The Creative Commons licenses are made up of three distinct parts, which serve to provide information to different groups.  

  1. The first part is the legal code, which is the language that is needed to give the licenses strength and legal legitimacy.  In the unlikely case that a copyrighted work with CC licensing ends up in court, this legal code is the language at which the court will be looking to ensure that the CC licenses was followed.  To see the strength of the language, use this link to view the CC BY legal code.

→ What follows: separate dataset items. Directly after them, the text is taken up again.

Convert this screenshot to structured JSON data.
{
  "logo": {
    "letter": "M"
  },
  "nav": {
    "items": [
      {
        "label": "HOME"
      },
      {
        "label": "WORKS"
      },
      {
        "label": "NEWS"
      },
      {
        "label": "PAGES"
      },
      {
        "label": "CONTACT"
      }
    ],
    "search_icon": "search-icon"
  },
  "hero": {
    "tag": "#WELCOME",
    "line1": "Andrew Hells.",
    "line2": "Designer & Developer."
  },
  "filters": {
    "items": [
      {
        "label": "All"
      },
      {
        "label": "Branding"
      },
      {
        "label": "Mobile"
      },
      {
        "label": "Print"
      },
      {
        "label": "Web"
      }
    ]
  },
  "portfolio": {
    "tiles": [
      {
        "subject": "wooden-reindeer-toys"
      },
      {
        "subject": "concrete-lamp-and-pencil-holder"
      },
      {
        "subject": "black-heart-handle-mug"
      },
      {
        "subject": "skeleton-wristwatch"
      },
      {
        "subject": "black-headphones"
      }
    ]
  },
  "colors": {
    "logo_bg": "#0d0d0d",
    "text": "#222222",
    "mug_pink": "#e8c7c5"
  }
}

  2. The second part of the licenses are known as the common deeds.  This part is the language that we all think of when we think off CC licenses:  CC BY, SA, NC, etc.  These common deeds are essentially shortcuts to the legal code discussed above.  If you license your work with a CC BY license, that is backed up by legal language but the public recognizes these common deeds
  3. The third part of a Creative Commons license is essentially a machine-readable format of the common deeds.  This machine readable code allows search engines to search on a specific level of CC licensing, ensuring that the person doing the searching will find information that can be used for their level of need.